U.S. Copper Scrap Exports Declined 12%
The exports of copper waste and scrap by the U.S. registered sharp decline during the initial three-month period of the year, says data published by the U.S. Census Bureau. The country exported $721.1 million worth of scrap copper during this period, down by 12.29% when compared with the exports of $822.14 million during Jan-Mar ’18. For the month of March ’19, the exports by value totaled $269.43 million.
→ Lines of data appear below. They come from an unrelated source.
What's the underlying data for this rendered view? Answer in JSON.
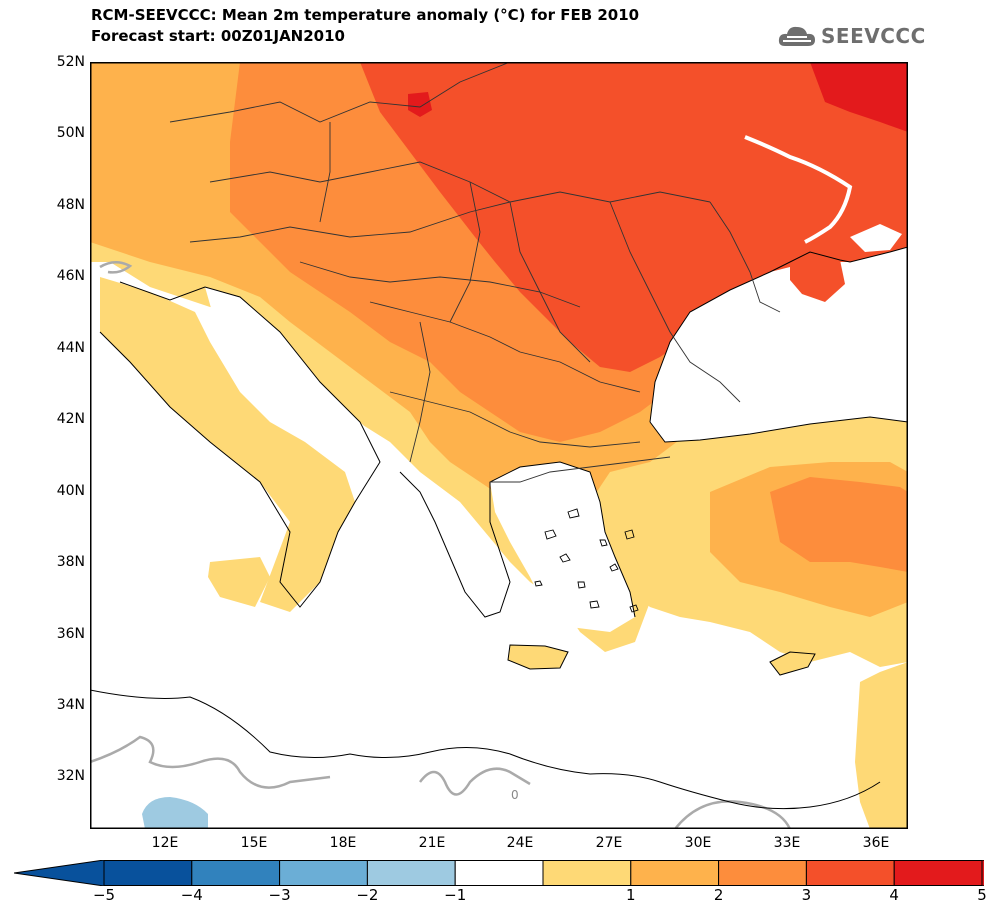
{
  "title": "RCM-SEEVCCC: Mean 2m temperature anomaly (°C) for FEB 2010",
  "subtitle": "Forecast start: 00Z01JAN2010",
  "logo": {
    "text": "SEEVCCC",
    "icon": "cloud-logo-icon"
  },
  "map": {
    "lat_labels": [
      "52N",
      "50N",
      "48N",
      "46N",
      "44N",
      "42N",
      "40N",
      "38N",
      "36N",
      "34N",
      "32N"
    ],
    "lon_labels": [
      "12E",
      "15E",
      "18E",
      "21E",
      "24E",
      "27E",
      "30E",
      "33E",
      "36E"
    ],
    "contour_label": "0",
    "colors": {
      "frame": "#000000",
      "land_1_2": "#fed976",
      "land_2_3": "#feb24c",
      "land_3_4": "#fd8d3c",
      "land_4_5": "#f4502a",
      "land_gt5": "#e31a1c",
      "neg_1_2": "#9ecae1",
      "sea": "#ffffff",
      "zero_contour": "#aaaaaa"
    }
  },
  "colorbar": {
    "labels": [
      "−5",
      "−4",
      "−3",
      "−2",
      "−1",
      "1",
      "2",
      "3",
      "4",
      "5"
    ],
    "colors": [
      "#08519c",
      "#3182bd",
      "#6baed6",
      "#9ecae1",
      "#ffffff",
      "#fed976",
      "#feb24c",
      "#fd8d3c",
      "#f4502a",
      "#e31a1c"
    ]
  }
}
The primary export destination of copper waste and scrap from the U.S. was China. The stricter controls on waste imports by the Chinese administration have led to 77% decline in U.S. exports to that country. Still, China accounted for almost 16% of all shipments by the U.S. in Jam-Mar ’19. The second largest importer was Malaysia, whose imports from the U.S. were valued at $103.24 million, registering nearly 495% year-on-year jump. With 10.94% market share, Canada emerged as the third favorite destination of U.S exports.
Meantime, the data through March ’19 suggests 19% decline in U.S. imports of copper waste and scrap. The country imported $175.57 million worth of material, as compared with the imports of $216.32 million in the corresponding three-month period in 2018.
The top five sources of import were Canada ($108.26 million), Mexico ($50.43 million), Chile ($3.28 million), Dominican Republic ($2.43 million) and Colombia ($1.8 million). Almost 65% of all copper scrap imports to the U.S. were from the above five countries. The combined imports from these countries totaled $166.2 million.